The punchy alliteration (p, p, p!) and subtle slant rhyme (prelapsarian/garden) of that first stanza also add up to a sensible sentence. We can take some guesses as to how third grade might mark the soon-to-be end of innocence. As the poem progresses, we continue to learn about specific ways third grade is pretty damn intense.

 

The speaker begins to learn the demands of ownership (“a seed inscribed to each our own, / a name-flag staked in soil”). She finds out how having anything (a self, a seed) occurs within a world co-inhabited by others (“My name is next to Conrad’s on the end”). She learns the language of plant reproduction while “wait[ing], to see the words made flesh.”

 

With the fourth stanza, riding upon the sonic acrobatics of “stirring, striving blind” lines, Murphy tumbles into what is at once the poem’s funniest and most tender moment: “I know it right away: my seed’s a dud.” Here, the lack of overt sound similarities lends extra weight to the line.
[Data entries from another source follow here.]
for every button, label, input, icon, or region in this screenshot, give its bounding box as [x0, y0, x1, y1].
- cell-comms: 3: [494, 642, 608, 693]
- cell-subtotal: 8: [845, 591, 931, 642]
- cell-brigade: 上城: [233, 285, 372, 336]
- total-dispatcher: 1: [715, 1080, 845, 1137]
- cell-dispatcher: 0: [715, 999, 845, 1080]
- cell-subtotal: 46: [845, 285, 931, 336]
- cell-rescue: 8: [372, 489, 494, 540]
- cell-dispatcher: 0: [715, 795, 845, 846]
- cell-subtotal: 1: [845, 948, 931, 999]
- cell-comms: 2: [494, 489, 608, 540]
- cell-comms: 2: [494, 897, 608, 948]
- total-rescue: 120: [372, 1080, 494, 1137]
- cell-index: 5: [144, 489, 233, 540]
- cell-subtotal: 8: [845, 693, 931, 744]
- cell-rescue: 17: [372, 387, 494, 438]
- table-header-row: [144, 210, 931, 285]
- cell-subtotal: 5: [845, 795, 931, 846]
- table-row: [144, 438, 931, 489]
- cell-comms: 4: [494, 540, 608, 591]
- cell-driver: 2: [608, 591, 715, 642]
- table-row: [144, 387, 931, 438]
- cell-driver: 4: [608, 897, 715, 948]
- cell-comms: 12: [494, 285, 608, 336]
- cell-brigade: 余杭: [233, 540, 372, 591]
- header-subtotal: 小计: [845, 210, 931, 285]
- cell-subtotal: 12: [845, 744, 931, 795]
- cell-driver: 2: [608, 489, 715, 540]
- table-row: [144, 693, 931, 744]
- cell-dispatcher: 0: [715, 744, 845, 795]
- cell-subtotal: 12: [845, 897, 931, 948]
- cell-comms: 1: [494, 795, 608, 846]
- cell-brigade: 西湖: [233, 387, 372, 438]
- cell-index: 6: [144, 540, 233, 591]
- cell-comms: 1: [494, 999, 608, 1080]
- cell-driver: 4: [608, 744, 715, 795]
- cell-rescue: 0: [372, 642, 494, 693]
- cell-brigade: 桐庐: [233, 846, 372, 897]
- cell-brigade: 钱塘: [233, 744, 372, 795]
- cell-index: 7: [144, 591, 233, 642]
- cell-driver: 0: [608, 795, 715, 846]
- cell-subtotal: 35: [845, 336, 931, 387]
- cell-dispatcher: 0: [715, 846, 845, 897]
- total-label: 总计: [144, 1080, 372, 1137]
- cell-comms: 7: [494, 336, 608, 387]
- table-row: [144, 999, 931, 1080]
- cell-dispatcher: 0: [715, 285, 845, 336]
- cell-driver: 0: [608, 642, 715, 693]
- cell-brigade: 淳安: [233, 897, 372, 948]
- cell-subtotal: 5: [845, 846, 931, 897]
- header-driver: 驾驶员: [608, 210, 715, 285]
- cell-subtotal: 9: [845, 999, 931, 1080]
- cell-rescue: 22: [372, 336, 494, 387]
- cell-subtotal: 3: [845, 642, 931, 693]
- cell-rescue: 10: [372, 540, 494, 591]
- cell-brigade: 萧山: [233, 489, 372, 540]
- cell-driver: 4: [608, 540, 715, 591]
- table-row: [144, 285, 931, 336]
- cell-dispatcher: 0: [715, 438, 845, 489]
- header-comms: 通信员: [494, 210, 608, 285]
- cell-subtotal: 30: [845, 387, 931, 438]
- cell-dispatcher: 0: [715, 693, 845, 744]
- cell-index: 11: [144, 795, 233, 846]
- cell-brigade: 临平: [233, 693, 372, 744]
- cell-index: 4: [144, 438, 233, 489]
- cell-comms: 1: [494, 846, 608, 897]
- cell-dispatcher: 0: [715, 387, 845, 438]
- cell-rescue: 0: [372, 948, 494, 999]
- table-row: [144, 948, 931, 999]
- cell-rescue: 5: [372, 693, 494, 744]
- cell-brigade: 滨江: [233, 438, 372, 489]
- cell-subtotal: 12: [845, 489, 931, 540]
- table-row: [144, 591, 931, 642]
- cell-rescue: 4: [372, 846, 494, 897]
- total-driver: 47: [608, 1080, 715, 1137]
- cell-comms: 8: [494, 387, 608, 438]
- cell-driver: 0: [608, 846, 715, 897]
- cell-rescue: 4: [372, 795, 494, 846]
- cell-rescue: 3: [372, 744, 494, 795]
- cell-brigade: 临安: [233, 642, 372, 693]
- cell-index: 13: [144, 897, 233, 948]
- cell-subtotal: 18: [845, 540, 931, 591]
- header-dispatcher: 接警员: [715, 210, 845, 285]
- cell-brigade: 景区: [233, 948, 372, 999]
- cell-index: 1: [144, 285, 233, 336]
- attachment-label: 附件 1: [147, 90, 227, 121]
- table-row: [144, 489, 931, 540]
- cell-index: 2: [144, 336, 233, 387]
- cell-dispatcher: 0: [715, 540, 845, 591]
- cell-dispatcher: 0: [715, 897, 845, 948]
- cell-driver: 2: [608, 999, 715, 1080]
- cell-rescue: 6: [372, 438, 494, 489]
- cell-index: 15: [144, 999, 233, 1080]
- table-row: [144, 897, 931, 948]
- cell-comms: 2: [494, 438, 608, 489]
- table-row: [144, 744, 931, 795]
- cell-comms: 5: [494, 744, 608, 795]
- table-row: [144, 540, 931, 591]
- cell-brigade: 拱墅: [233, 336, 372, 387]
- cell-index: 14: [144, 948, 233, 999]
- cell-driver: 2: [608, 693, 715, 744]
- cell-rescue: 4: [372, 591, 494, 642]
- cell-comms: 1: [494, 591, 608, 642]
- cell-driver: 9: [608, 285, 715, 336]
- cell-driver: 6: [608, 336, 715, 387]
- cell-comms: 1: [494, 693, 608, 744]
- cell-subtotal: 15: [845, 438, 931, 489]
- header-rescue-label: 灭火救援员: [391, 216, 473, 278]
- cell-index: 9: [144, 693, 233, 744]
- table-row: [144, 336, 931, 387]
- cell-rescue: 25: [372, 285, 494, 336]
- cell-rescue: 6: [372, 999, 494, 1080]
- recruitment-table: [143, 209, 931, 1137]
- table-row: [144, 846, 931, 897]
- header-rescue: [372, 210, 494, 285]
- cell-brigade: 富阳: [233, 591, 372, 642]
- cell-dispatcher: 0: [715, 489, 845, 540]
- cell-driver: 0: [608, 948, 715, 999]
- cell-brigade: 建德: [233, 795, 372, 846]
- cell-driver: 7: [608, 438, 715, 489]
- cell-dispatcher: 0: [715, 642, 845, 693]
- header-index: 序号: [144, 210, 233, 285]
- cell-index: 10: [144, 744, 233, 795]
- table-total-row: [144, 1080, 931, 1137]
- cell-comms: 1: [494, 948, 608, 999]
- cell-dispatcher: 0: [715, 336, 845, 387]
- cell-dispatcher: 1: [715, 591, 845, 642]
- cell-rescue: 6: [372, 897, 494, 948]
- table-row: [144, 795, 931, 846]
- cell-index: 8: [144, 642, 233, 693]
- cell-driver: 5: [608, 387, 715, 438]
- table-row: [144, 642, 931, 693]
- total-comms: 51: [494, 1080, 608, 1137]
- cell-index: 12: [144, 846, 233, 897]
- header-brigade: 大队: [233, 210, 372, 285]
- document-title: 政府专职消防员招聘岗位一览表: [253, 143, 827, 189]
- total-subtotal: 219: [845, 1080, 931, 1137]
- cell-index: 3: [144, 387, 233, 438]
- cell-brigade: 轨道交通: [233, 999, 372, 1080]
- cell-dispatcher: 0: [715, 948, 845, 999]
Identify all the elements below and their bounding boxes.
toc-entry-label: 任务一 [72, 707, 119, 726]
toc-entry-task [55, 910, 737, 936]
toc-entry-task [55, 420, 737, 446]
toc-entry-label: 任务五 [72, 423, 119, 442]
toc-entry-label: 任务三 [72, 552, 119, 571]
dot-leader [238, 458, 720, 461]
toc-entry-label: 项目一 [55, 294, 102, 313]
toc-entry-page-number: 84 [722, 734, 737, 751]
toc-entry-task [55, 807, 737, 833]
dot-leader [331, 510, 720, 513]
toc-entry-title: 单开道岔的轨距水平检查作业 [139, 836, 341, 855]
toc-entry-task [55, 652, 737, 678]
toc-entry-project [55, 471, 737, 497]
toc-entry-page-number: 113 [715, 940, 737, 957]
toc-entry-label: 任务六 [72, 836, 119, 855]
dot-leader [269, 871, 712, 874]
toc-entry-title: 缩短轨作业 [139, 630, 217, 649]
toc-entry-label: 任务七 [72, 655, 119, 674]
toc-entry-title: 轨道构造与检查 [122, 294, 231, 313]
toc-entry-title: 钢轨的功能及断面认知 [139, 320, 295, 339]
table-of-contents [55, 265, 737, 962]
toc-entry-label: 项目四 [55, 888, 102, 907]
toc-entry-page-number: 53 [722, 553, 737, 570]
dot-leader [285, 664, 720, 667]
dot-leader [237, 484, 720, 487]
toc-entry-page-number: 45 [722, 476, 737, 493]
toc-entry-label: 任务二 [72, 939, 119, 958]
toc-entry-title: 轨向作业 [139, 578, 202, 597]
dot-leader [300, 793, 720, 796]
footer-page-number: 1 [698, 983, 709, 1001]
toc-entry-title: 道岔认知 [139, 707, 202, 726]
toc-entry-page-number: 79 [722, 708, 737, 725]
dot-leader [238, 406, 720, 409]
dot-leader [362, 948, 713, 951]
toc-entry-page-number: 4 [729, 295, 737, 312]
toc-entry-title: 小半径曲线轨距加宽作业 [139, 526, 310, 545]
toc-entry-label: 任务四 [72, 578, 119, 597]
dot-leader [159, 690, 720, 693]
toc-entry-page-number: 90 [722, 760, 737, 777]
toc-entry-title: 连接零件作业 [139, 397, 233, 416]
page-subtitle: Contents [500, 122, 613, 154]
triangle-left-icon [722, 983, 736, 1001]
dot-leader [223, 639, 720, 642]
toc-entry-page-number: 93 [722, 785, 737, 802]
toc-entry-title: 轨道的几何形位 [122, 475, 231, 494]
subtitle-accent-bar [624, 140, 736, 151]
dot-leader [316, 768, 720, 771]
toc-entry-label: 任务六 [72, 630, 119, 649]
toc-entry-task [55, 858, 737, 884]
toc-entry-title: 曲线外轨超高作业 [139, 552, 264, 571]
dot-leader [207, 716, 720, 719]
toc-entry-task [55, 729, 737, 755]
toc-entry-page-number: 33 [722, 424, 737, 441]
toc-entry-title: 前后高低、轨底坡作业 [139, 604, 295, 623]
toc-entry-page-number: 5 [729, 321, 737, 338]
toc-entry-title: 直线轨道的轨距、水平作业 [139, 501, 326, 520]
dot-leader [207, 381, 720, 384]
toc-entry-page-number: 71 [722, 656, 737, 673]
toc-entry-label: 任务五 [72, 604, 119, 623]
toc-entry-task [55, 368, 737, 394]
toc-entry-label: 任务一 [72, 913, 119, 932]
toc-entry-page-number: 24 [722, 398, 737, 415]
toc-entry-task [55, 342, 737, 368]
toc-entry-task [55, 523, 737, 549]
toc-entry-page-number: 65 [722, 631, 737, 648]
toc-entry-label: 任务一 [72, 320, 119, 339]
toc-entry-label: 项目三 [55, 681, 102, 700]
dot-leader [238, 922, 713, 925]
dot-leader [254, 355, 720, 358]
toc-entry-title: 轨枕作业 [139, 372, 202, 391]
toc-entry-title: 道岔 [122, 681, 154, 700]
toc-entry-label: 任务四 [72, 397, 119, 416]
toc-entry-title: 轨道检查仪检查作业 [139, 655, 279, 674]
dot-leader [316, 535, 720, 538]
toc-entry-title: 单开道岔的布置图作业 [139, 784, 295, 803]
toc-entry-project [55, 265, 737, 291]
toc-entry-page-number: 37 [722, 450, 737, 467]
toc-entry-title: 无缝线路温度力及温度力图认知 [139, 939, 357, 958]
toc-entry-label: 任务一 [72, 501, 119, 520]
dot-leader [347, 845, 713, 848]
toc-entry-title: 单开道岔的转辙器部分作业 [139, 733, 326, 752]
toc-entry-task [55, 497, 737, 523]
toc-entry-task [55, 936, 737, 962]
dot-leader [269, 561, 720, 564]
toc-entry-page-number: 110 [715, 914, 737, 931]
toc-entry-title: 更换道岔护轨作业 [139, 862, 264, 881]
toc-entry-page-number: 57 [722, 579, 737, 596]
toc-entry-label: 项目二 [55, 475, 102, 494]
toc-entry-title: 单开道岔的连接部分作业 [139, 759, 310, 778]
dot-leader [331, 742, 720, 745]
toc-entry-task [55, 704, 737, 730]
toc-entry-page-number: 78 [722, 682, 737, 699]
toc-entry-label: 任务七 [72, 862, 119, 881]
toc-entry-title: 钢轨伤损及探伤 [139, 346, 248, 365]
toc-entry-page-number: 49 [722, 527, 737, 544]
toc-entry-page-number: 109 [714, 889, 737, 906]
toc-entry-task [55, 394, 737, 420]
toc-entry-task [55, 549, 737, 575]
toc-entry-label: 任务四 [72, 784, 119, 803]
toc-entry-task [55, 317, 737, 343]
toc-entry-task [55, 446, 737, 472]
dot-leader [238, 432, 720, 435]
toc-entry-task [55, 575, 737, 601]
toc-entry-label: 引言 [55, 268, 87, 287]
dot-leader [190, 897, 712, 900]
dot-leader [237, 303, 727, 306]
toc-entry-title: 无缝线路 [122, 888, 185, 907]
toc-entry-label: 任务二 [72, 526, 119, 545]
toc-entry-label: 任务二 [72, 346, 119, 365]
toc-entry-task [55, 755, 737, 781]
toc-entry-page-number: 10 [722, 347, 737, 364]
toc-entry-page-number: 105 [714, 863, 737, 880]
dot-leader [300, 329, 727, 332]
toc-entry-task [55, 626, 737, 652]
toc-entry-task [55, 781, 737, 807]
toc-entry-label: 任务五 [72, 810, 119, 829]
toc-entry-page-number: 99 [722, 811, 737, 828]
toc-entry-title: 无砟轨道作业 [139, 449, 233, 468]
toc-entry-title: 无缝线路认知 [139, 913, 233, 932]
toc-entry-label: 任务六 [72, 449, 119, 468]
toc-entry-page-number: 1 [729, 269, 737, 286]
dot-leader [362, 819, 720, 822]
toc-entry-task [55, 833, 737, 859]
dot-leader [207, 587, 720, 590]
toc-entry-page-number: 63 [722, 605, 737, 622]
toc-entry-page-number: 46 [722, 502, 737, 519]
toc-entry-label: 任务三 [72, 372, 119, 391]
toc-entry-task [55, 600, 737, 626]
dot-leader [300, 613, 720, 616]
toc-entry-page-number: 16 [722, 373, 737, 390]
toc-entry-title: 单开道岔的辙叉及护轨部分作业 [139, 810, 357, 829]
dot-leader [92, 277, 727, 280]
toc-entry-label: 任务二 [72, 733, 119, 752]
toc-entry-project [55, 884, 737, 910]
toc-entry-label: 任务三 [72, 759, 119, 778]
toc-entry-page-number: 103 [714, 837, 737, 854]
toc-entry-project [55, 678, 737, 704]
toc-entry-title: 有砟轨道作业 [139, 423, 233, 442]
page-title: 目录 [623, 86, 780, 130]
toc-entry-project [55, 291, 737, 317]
The poor kid, certain her seed won’t grow, swaps experiments with her classmate, Conrad. As she predicted, or as luck, fate, God, karma, the cosmos—whatever—would have it, the speaker’s new seed germinates and the one she left for Conrad won’t grow.

 

Parables, by definition, impart a moral. One of the many things we like about this poem is that we can’t be entirely sure what its moral is. Maybe the takeaway is that the world isn’t fair. Or, maybe the poem’s telling us not to be satisfied with the hand we’re dealt, but to take action and make the change we want to see. Maybe we’re to remember that there’s a bit of fun to be had in doing something naughty, or that eventually people grow to become their true selves. One thing’s for sure, there are actions and reactions and reactions to reactions. Language and life unspooling.